At first, participants provided too much detail. This was scaled back to a broader overview of logistics. “We had to manage the key elements we needed to discuss in those calls,” Krishna says. “They were 20 to 30 minutes, max.”
• Identify communication tactics. When collaborators are not part of the same health system, the hospital’s medical records cannot be shared easily with post-acute providers. One solution is to create an information technology messaging pool outsiders can access.
“We ask them to send us updates through the messaging pool,” Krishna says.

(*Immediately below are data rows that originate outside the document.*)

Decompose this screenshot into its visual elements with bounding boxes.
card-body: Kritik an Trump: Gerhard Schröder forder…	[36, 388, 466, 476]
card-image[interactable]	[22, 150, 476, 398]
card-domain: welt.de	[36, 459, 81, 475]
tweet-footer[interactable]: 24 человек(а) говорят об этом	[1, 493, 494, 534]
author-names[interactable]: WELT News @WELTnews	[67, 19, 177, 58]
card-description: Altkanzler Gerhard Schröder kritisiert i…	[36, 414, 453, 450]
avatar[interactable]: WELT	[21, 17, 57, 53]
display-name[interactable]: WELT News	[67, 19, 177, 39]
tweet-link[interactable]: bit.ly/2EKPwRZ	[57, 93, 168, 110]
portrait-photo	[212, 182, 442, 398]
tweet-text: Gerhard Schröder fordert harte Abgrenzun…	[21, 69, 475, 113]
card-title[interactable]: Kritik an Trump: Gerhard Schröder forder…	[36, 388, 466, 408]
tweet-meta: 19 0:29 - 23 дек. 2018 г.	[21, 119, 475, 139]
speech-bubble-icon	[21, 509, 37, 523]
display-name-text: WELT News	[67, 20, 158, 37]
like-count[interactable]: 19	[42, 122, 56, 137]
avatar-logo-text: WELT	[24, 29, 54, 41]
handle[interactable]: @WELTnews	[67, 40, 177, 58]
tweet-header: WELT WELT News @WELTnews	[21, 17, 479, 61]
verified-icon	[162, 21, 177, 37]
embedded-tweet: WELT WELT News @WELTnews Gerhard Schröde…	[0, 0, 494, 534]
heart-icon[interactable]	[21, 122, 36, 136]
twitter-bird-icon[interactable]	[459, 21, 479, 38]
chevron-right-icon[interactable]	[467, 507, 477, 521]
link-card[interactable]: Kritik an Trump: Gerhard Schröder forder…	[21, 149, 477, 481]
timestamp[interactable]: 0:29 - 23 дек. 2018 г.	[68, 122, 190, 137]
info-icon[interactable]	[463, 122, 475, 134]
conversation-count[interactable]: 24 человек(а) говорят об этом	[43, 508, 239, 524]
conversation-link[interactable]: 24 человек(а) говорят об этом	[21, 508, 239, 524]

Collaboration processes can work with proper planning and implementation. This also can be done without hiring additional staff. “We had a heart failure clinical nurse specialist come to all meetings,” Krishna explains. “There also was a major time commitment from members, which included the quality director, the quality consultant, and the clinical nurse specialist.”
Although each member spent time as the program was built, that was only in the beginning. “All paths for sustaining this intervention are within their job function, and it will continue after the study,” Krishna says. “The heart failure team is pretty satisfied with the results so far.”
REFERENCE
- Krishna P. Assuring a continuum of care for heart failure patients through postacute care collaboration: An integrative review. Prof Case Manag 2022;28:3-10.
A focus on multidisciplinary management of heart failure patients, along with transitional care interventions and integration with post-acute care facilities, can lower 30-day readmission rates for heart failure patients, new research shows.